Rather than just skin the MongoDB NoSQL database, and make MapR-DB look like MongoDB as far as applications are concerned, MapR has come up with its own interface into JSON documents, called the Open JSON Application Interface (OJAI), which Norris says was created in conjunction with the JSON community.
“We did do a lot of analysis on the MongoDB API and considering the changes along the way and the use in a broader JSON and Hadoop environment, we decided to create our own,” says Dale Kim, director of product marketing at MapR. “And interestingly, when we showed this to our customers, none of them said, ‘Why didn’t you use MongoDB’s API?’ I think that people who have experience with MongoDB recognize that maybe it is time a new standard emerges.”
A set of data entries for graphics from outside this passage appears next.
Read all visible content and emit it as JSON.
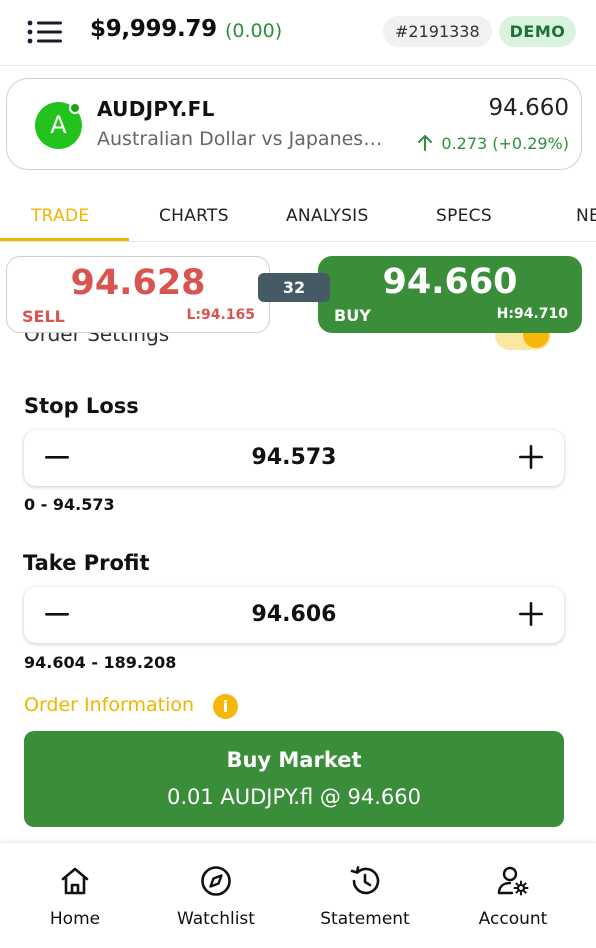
{
  "header": {
    "balance": "$9,999.79",
    "balance_change": "(0.00)",
    "account_id": "#2191338",
    "mode_badge": "DEMO"
  },
  "symbol": {
    "avatar_letter": "A",
    "name": "AUDJPY.FL",
    "description": "Australian Dollar vs Japanese Yen",
    "price": "94.660",
    "change": "0.273 (+0.29%)"
  },
  "tabs": [
    {
      "label": "TRADE",
      "active": true
    },
    {
      "label": "CHARTS",
      "active": false
    },
    {
      "label": "ANALYSIS",
      "active": false
    },
    {
      "label": "SPECS",
      "active": false
    },
    {
      "label": "NEWS",
      "active": false
    }
  ],
  "order_settings": {
    "label": "Order Settings",
    "toggle_on": true
  },
  "prices": {
    "sell_price": "94.628",
    "sell_label": "SELL",
    "low": "L:94.165",
    "spread": "32",
    "buy_price": "94.660",
    "buy_label": "BUY",
    "high": "H:94.710"
  },
  "stop_loss": {
    "title": "Stop Loss",
    "value": "94.573",
    "range": "0 - 94.573"
  },
  "take_profit": {
    "title": "Take Profit",
    "value": "94.606",
    "range": "94.604 - 189.208"
  },
  "order_info": {
    "label": "Order Information",
    "icon": "i"
  },
  "action": {
    "title": "Buy Market",
    "subtitle": "0.01 AUDJPY.fl @ 94.660"
  },
  "bottom_nav": [
    {
      "label": "Home",
      "icon": "home-icon"
    },
    {
      "label": "Watchlist",
      "icon": "compass-icon"
    },
    {
      "label": "Statement",
      "icon": "history-icon"
    },
    {
      "label": "Account",
      "icon": "user-settings-icon"
    }
  ],
  "colors": {
    "accent": "#f0b400",
    "buy": "#3a8e3a",
    "sell": "#d9534f",
    "positive": "#2e8f3b",
    "spread_bg": "#455a64"
  }
}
Given the fact that MapR has some of the largest commercial Hadoop installations in the world, scale for a document database was perhaps more important than strict MongoDB compatibility.
“MongoDB is successful and pervasive out there and used in many applications, and some of those are small applications that we are not looking to replace with MapR-DB,” says Norris. “But when there are so many JSON data sources out there, being able to collect and leverage those with a single platform does make a lot of sense. From that standpoint, just running MongoDB on top of Hadoop will not provide the same scale and benefits that you will see from MapR-DB.”
The JSON document database support for MapR-DB is available as a developer preview now, so MapR customers can download code and experiment with the feature. It ships with bindings for Java, Python, and Node.js. Norris says the document database feature will be generally available later this year. MapR-DB JSON document support is in the MapR Community Edition, which is the freebie version of the Hadoop stack that provides the base scalability in a single cluster. If you want the advanced features MapR has, such as multi-cluster replication, then you have to buy a license for the Enterprise Edition. Both are based on the MapR Distribution 5.0 stack that was announced earlier this year. The Enterprise Edition costs $4,000 per node in a base setup with single-cluster functionality of MapR-FS and costs $10,000 per node with the MapR-DB data store added and all of the bells and whistles, including replication and high availability features.
It is hard to say how the uptake of the JSON feature for MapR-DB will go, but the uptake for the key-value store has been brisk, according to Norris, with approximately 40 percent of its Hadoop customers adopting it. And one of the drivers for the MapR distribution from the beginning has been its ability to run mixed workloads of HDFS, HBase, and NoSQL on the same set of machines rather than on separate clusters.
“It has been surprising how organic the growth has been within our customers, and I think a lot of that is because of the architecture we have put in place so they can leverage our multi-tenancy, logical volumes, and workload management tools to support diverse workloads on the same clusters,” says Norris, adding that HBase is so finicky on most Hadoop distros that customers want to run it on dedicated clusters but they don’t have to on MapR because of the way the HBase APIs are implemented on top of MapR-FS. “I think we skew higher than other distributions, and when we replace competitors, what we find is that they are more likely to have multiple physical clusters than MapR.”